Note: As I mentioned above, with the latest stable copy of Bitlbee, the last 3 lines of the last ‘conversation’ listed was actually replaced by an effective nothingness because the (hang) was actually the point at which the server would become unresponsive. I would actually need to /quit irssi in order to fix the issue, and even then CTRL+C the client as it hung at “Waiting for servers to close connections…”.

In the latest testing build the gateway does still hang as in “not produce any more output” but as you can see I’m able to enter commands to kill the connection, and if I /quit the testing version irssi will wait for a fraction of a second for the gateway to (properly) kill the link and quit (which shouldn’t even be happening in the first place).

So, as you can see, Openfire and Bitlbee do NOT like each other. If I were to file this as a bug, I’d set it as a “Blocker”, but I’m instead giving this the benefit of the doubt and am asking you guys what’s going on first just in case I did something wrong.

I’d appreciate you checking this out and telling me if this is indeed a bug, and whatever the reason - be it a bug or not… I’m really looking forward to this issue not existing anymore.

-dav7

IT WAS MY OWN FAULT! DUH!

By a freak accident I wanted to connect to the Jabber server myself a few minutes ago… Pidgin kept going on that the “Peer presented an invalid security certificate” or some such.

Well, I reinstalled Openfire… that didn’t work.

Tried regerating the certificates.
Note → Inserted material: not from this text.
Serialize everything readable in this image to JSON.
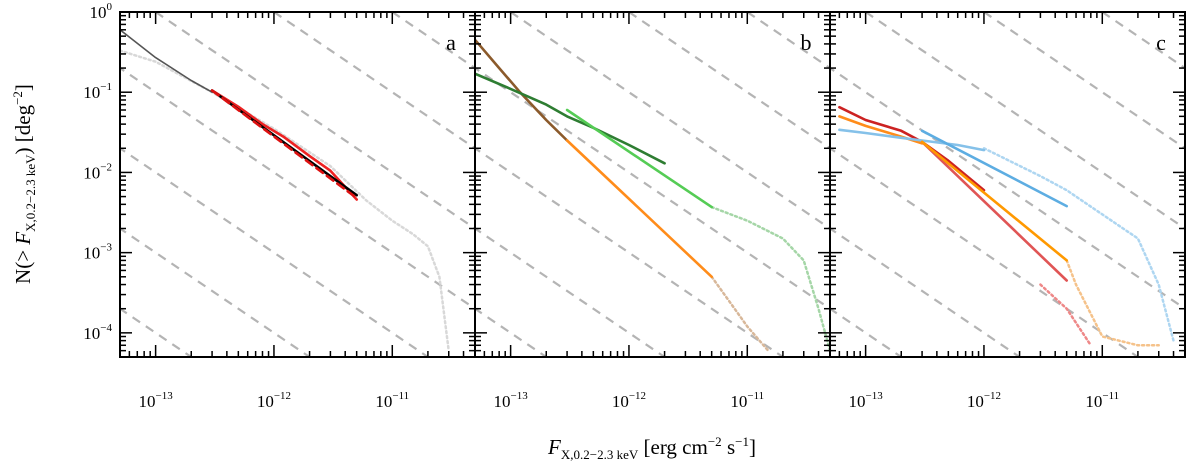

That didn’t work, either.

?!?!?!?!

Then I realised: I’D ALREADY REINSTALLED OPENFIRE RECENTLY! The cached certificate in Pidgin wasn’t matching up to the new one!!

*delete certificate*

*pidgin connects*

“YAY :D”

Well, that’s that. Bitlbee will connect with and without “::ssl” now, even in 2.4.0 stable, so I’m happy

lol, people are so… clueless sometimes. I’m usually not that bad with technical stuff… how ironic.

And to add to the irony, I happen to be really tired today :stuck_out_tongue:

-dav7

dav7,

Thanks for sharing your battles with us.